Re: [HACKERS] pglogical - logical replication contrib module

Steve Singer Fri, 22 Jan 2016 19:18:40 -0800

The following review has been posted through the commitfest application:
make installcheck-world:  not tested
Implements feature:       not tested
Spec compliant:           not tested
Documentation:            not tested



This reply will covers a 10,000 foot level review of the feature (some of my 
other replies to the thread cover specifics that came up in testing and code 
level review will come later)

1) Do we want logical replication in core/contrib

10 year ago a popular feeling in the postgresql project was that replication 
didn't belong in core because there were too many different styles.  People 
then went on to complain that it were too many replication projects to choose 
from and that they were hard to use and had lots of corner cases.   The 
evolution of WAL based replication showed us how popular in-core replication 
is.  Users like being able to use in-core features and our community process 
tends to produce better quality in-core solutions than external projects.

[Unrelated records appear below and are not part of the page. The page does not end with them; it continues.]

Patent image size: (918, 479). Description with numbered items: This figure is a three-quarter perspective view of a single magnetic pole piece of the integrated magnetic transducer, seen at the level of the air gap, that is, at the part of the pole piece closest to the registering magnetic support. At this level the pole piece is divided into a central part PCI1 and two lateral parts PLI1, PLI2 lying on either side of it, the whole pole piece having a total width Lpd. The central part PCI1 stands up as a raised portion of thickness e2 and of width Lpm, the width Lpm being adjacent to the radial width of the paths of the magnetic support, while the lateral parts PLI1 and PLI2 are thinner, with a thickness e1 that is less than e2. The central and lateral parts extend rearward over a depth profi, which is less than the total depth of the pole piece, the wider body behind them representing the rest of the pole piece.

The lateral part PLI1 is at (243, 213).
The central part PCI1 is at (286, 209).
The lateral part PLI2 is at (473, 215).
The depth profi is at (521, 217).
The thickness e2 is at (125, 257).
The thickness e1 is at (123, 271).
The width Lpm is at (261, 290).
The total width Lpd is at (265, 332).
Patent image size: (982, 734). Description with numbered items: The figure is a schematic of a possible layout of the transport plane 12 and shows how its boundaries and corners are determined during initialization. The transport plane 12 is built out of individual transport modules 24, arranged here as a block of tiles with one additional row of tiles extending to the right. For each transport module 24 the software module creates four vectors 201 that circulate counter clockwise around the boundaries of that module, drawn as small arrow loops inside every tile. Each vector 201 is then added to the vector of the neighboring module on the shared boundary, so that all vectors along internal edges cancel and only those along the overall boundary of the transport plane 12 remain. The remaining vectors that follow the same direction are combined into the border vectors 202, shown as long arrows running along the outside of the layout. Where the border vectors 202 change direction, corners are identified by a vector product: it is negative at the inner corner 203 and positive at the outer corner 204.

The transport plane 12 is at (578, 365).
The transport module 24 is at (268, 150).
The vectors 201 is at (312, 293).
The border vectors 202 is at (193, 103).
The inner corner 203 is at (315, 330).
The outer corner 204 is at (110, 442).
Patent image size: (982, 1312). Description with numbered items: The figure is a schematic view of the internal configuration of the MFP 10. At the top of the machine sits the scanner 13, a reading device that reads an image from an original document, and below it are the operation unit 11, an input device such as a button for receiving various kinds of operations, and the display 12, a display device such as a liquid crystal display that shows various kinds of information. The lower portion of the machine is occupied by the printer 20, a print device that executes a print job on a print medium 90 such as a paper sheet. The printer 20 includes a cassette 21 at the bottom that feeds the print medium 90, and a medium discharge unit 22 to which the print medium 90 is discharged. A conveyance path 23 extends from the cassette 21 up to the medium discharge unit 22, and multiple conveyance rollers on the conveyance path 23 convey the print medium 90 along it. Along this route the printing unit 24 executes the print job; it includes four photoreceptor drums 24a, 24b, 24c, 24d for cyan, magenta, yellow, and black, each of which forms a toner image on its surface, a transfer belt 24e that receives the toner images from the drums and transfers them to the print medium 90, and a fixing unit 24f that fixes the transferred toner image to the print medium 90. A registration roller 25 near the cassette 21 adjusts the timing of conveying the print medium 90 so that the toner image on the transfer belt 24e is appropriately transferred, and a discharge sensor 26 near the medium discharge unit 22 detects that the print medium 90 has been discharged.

I am of the opinion that if we can come up with a solution that meets some 
common use cases then it would be good to have those features in core/contrib.  
At this stage I am not going to get into a discussion of a contrib extension 
versus built in as not an extension.   I don't think a single replication 
solution
will ever meet all use-cases.   I feel that the extensible infrastructure we 
have so far built for logical replication means that people who want to develop 
solutions for use-cases not covered will be in a good position.  This doesn't 
mean we can't or shouldn't try to cover some use cases in core.


2) Does this patch provide a set of logical replication features that meet many 
popular use-cases

Below I will review some use-cases and try to assess how pglogical meets them.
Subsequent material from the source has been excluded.